02 - Melt 2 tablespoons of butter in a large skillet over medium heat. Add the sliced bananas, granulated sugar, brown sugar, cinnamon, nutmeg, vanilla extract, lemon juice, and a pinch of salt. Cook for 3 to 5 minutes, stirring gently, until the bananas soften and the mixture becomes syrupy. Remove from heat and spread the filling evenly across the bottom of the prepared baking dish.
03 - In a mixing bowl, whisk together the flour, granulated sugar, baking powder, and salt. Pour in the milk, melted butter, and vanilla extract, then stir until just combined. Avoid overmixing to keep the topping tender.
04 - Drop spoonfuls of batter over the banana filling, leaving some gaps exposed for a rustic, textured finish.
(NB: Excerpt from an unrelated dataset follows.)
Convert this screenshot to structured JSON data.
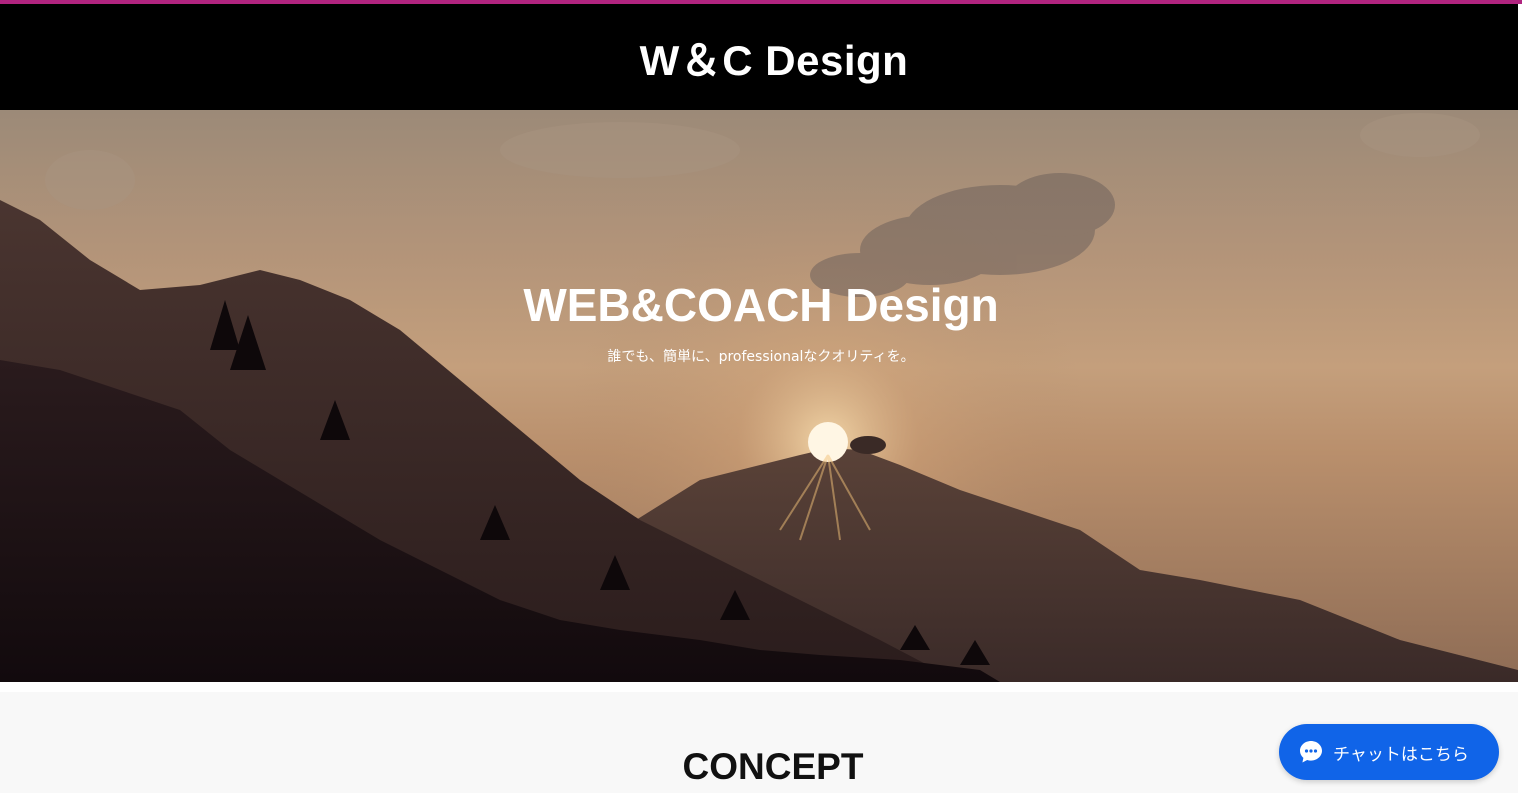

Gently spread with a spatula without pressing the batter into the fruit.
05 - Bake for 35 to 40 minutes until the topping is golden brown and a toothpick inserted into the crust comes out clean.
06 - Allow the cobbler to rest for 10 to 15 minutes before serving. Spoon warm portions into bowls and top with vanilla ice cream or whipped cream if desired.